March 9, 2026

De-Regexpressing the Front Door

Ripped out the brittle regex-based social filter in favor of more reliable LLM triage, and introduced an embedding cache to boost performance.

Getting Rid of Brittle Regex Filters

A big chunk of today was spent chasing down bugs in our input classification pipeline, and the theme was clear: our fast, regex-based “social filter” was doing more harm than good. It was designed to quickly handle simple things like greetings and thank-yous, saving a 200ms LLM call. The problem is, it was catastrophically wrong sometimes.

We found two separate cases where it was misclassifying legitimate questions as simple feedback. A query like, “What makes a great sandwich?” was being flagged by a feedback pattern (great) and short-circuited into a simple acknowledgement, completely swallowing the user’s intent before the LLM triage could even see it. There was no fallback.

The fix was simple: just delete the whole pre-filter. The LLM-based cognitive triage is more than capable of handling social niceties, and the small latency cost is a tiny price to pay for not silently ignoring user commands. This is a good reminder of the project’s core principle: intelligence emerges. A dumb, static regex filter is the opposite of that.

Performance & Responsiveness Boosts

On the performance front, we added a significant optimization: an in-memory embedding cache. Many internal systems (reflex lookups, topic classification, context assembly) repeatedly request embeddings for the same text. Now, we cache these embeddings in MemoryStore for an hour, keyed by a hash of the text. This avoids redundant calls to the embedding model, which is especially noticeable on CPU.

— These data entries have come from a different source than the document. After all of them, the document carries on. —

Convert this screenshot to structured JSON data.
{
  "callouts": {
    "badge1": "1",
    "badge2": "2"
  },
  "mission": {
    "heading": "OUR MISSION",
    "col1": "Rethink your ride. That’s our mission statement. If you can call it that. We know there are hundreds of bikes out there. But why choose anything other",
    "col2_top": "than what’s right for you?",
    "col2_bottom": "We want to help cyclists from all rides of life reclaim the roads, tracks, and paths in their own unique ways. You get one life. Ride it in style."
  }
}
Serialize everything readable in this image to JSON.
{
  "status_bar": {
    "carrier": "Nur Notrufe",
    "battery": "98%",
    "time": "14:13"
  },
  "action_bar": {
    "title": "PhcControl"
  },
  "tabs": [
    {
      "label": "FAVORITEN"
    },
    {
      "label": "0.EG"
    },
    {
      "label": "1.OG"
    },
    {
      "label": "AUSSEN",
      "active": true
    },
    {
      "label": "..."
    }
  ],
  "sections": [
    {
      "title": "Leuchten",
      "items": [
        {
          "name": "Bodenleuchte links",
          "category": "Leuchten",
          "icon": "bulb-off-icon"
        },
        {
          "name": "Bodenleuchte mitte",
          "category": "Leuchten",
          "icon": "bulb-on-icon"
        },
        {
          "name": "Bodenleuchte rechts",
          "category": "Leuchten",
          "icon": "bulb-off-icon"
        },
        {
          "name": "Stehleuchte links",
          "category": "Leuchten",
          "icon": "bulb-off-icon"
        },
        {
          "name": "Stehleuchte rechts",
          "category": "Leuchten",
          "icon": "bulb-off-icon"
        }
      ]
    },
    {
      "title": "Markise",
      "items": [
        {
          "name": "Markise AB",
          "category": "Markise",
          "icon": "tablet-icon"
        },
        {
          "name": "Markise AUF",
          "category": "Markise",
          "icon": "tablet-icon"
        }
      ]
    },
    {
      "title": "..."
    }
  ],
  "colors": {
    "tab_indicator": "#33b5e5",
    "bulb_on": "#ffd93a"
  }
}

We also added an embedding model “warmup” on application boot. The first inference call on a sentence-transformers model always has a few seconds of overhead for PyTorch graph compilation. By running a throwaway encoding at startup, we ensure the first real user request is fast. The /system/readiness endpoint now correctly reports when the embedding model is loaded and warmed up.

To improve the user-perceived responsiveness, I also tightened up the folder watcher’s scan interval from 5 minutes to 60 seconds and added a simple deduplication mechanism to the WebSocket client to prevent duplicate messages from showing up after a reconnect.

Hardening the Document Pipeline

The document ingestion and retrieval system got a round of robustness fixes. We were seeing crashes because metadata could be either a raw JSON string from SQLite or an already-parsed Python dict, depending on the code path. A simple helper now handles both cases gracefully.

I also added timing instrumentation to the document processing service. It now logs the duration for each stage (text extraction, chunking, embedding, LLM summary), which will be invaluable for identifying bottlenecks as we process larger files. Finally, I updated the privacy service to correctly include documents, document_chunks, and watched_folders in its data summary, export, and delete-all operations, which we’d missed when adding the feature.

Minor Polish

  • Contradiction Prep: Added some signals (is_established, created_at) to the contradiction detection pipeline. This is prep work for a future ONNX-based classifier; for now, the LLM path is still active.
  • Quieter Tools: When a tool renders a card and is configured with synthesize=false, we now suppress Chalie’s default text commentary (e.g., [TOOL:list_documents]...). The UI gets the card, and the conversation doesn’t get cluttered with unnecessary confirmation text.